The PEOPLE of the State of California, Plaintiff and Respondent, v. George L. HORTON, Defendant and Appellant.
Appellant was convicted by a jury of a sale of heroin. On January 9, 1957, the witness Goodrum was working as an undercover narcotics agent with an informer named Randolph. The two met appellant in a pool hall and in Goodrum's hearing Randolph told appellant that he wanted to get some ‘stuff’ (narcotics). Appellant replied: ‘* * * I'll sell to you, but I'm not going to sell to him [indicating Goodrum] because I don't know him.’ Randolph asked for ‘a half spoon’ and a meeting place on the street was arranged. Randolph and Goodrum drove to this meeting place and appellant arrived shortly afterward. Appellant stood about ten feet from the parked automobile. Randolph got out and with $20 in currency in his right hand visible at all times to Goodrum walked to where appellant was standing. Goodrum from the automobile in which he remained seated saw Randolph hand appellant the $20 in currency and saw appellant place a small white packet in Randolph's left hand. With his left hand visible Randolph walked directly back to the automobile, opened his left hand and from it gave Goodrum the white packet, which analysis showed contained heroin.

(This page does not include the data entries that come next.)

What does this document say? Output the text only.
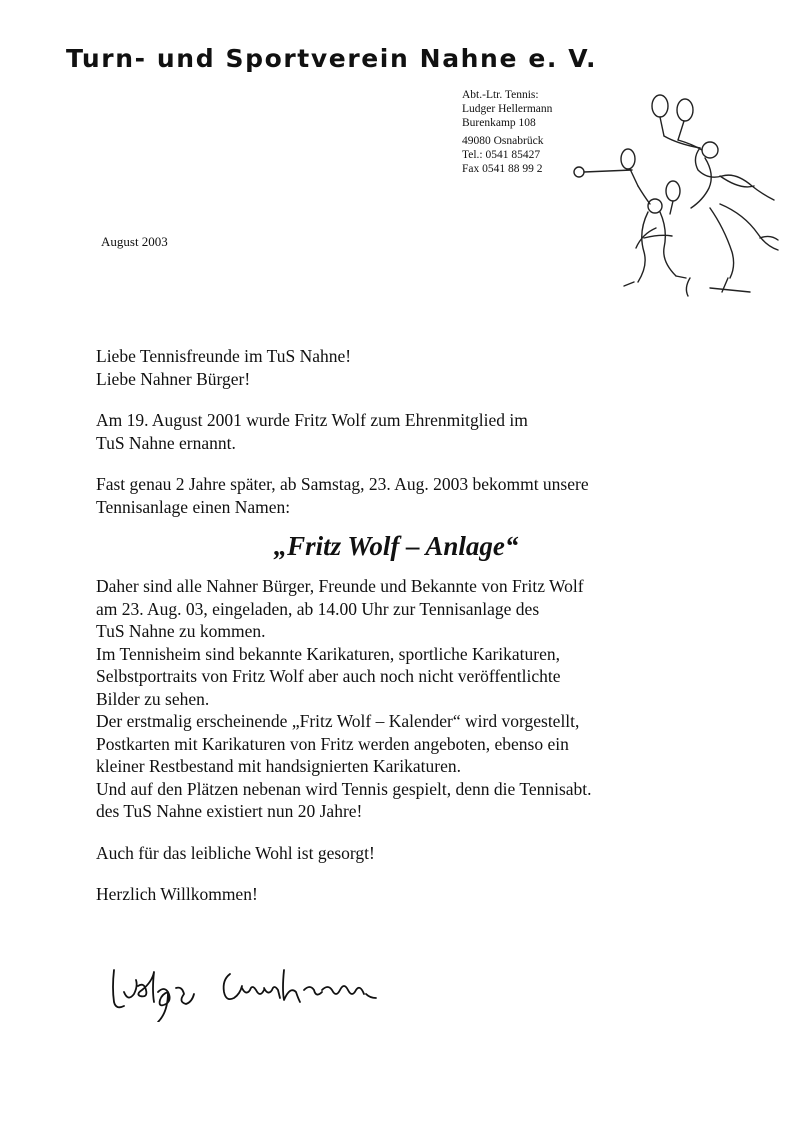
Turn- und Sportverein Nahne e. V.
Abt.-Ltr. Tennis:
Ludger Hellermann
Burenkamp 108
49080 Osnabrück
Tel.: 0541 85427
Fax 0541 88 99 2

August 2003

Liebe Tennisfreunde im TuS Nahne!
Liebe Nahner Bürger!

Am 19. August 2001 wurde Fritz Wolf zum Ehrenmitglied im
TuS Nahne ernannt.

Fast genau 2 Jahre später, ab Samstag, 23. Aug. 2003 bekommt unsere
Tennisanlage einen Namen:

„Fritz Wolf – Anlage“

Daher sind alle Nahner Bürger, Freunde und Bekannte von Fritz Wolf
am 23. Aug. 03, eingeladen, ab 14.00 Uhr zur Tennisanlage des
TuS Nahne zu kommen.
Im Tennisheim sind bekannte Karikaturen, sportliche Karikaturen,
Selbstportraits von Fritz Wolf aber auch noch nicht veröffentlichte
Bilder zu sehen.
Der erstmalig erscheinende „Fritz Wolf – Kalender“ wird vorgestellt,
Postkarten mit Karikaturen von Fritz werden angeboten, ebenso ein
kleiner Restbestand mit handsignierten Karikaturen.
Und auf den Plätzen nebenan wird Tennis gespielt, denn die Tennisabt.
des TuS Nahne existiert nun 20 Jahre!

Auch für das leibliche Wohl ist gesorgt!

Herzlich Willkommen!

Appellant argues: 1. that there is no evidence sufficient to support a finding that appellant had knowledge of the narcotic character of the substance (People v. Winston, 46 Cal.2d 151, 293 P.2d 40); and 2, that it was prejudicial error not to instruct the jury that knowledge of the narcotic character of the substance sold is an essential element of the offense.
The case was tried on the theory that the sale was not made. Appellant testified that he knew Randolph but denied the sale to him. It was argued to the jury on that question alone. Under all of the circumstances of this case if the jury found, as they did, that the sale was made as testified appellant's knowledge of the narcotic character of the substance was not open to reasonable doubt. Once the jury found the sale the giving of the instruction on knowledge would not have resulted in a different verdict under the facts of this case.
KAUFMAN, P. J., and DRAPER, J., concur.